I ask for a just redress scheme for those excluded, not within the parameters of this scheme because it is too late. The Minister can call it what she will, but let us see that we assist people with housing - give them special status on their applications with housing points, because that is important - health, pensions and medical support.
The boarded-out men and women of this State, many of whom have been my guests in these Houses, were boarded out illegally and were slave labourers. They lived in cattle sheds, drank water out of cattle troughs and lived off the clippings that were left from the main kitchens of the farm houses. They are still alive. Many are in the west, but also in other places. Let us reach out to them. Let us help them. We do not need legislation. We just need humanity and practicality.
There are the children who were born to multiracial families that were away and then - the Cathaoirleach has great commitment on this - the forgotten Irish, the Irish walking the streets of London, Birmingham, Liverpool and further afield who have no place to come back to. Ireland is a very different place now, thankfully. They need help. In fairness to our ambassador in London, amazing work is going on. I urge the Minister to reach out to the existing agencies and support these people.

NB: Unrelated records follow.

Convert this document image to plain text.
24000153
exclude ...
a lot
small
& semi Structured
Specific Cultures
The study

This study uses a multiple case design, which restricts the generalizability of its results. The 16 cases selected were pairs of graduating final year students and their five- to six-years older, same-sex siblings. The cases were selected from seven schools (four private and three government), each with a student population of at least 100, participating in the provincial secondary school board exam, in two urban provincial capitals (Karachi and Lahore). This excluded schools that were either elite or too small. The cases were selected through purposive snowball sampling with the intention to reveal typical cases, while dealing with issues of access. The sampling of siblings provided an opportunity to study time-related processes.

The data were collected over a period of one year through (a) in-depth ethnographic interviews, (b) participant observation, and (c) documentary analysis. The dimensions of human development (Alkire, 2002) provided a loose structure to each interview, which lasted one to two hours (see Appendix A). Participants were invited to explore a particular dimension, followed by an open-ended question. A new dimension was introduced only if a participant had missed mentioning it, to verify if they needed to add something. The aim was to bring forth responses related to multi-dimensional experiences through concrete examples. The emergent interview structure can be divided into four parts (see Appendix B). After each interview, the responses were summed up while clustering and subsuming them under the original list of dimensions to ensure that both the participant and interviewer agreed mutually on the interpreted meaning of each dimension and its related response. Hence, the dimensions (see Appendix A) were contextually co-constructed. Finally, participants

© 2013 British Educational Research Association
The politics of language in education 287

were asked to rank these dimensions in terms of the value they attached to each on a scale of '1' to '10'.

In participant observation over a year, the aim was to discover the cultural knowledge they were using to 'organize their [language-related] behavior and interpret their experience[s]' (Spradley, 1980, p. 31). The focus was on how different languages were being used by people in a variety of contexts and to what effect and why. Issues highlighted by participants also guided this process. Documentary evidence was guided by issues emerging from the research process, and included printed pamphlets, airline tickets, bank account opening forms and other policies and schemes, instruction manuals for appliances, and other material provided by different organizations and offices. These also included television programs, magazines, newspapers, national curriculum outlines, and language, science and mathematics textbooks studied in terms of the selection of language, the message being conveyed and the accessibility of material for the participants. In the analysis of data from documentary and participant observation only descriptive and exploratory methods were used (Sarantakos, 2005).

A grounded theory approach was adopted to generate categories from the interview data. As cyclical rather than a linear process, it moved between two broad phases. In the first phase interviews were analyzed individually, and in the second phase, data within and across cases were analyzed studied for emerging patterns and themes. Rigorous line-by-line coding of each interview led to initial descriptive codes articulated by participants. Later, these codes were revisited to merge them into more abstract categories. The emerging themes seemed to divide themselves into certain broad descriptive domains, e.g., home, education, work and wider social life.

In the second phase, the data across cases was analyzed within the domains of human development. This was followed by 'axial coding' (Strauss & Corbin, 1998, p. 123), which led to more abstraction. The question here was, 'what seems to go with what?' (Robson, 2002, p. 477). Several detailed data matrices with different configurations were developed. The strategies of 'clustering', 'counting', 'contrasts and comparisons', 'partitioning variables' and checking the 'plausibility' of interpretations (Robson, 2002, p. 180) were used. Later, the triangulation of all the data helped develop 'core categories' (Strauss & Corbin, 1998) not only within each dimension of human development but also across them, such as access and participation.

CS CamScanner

We have never addressed the issue of the drug trials. I lived in an institution where drug trials took place. There is no dispute over it. Micheál Martin spoke at great length in both Houses about this. Drug trials were carried out on children in this State and no compensation has been given. It is accepted that it happened. We have the necessary documentation about these reports. SmithKline and the Wellcome Foundation were involved. It has all been documented. We must give the people who were impacted justice. A former Minister, Mr. Alan Shatter, spoke to me at the time and talked about the right to bodily integrity enshrined in our Constitution. We owe it to the people, to the children and their families. They were used without parental consent. No one seems to know under what loco parentisthey stood. They were used as guinea pigs for vaccines. It was wholly wrong and it must be revisited.
I will finish on that. I thank the Minister for her time. I want us to work together on practical measures. Let us not tie ourselves up in any more words or more sheets of legislation but commit to a working agenda with Sage Advocacy and the great advocate Patricia Carey and help people, most of whom are now in their 70s, to finish their last days with the dignity, respect, love and affection they should have had long ago. If we do that, we can put our hands on our hearts and say we are really repentant and that we will do something for these people to ensure their last days in this life have a little comfort, the comfort they rightly deserve.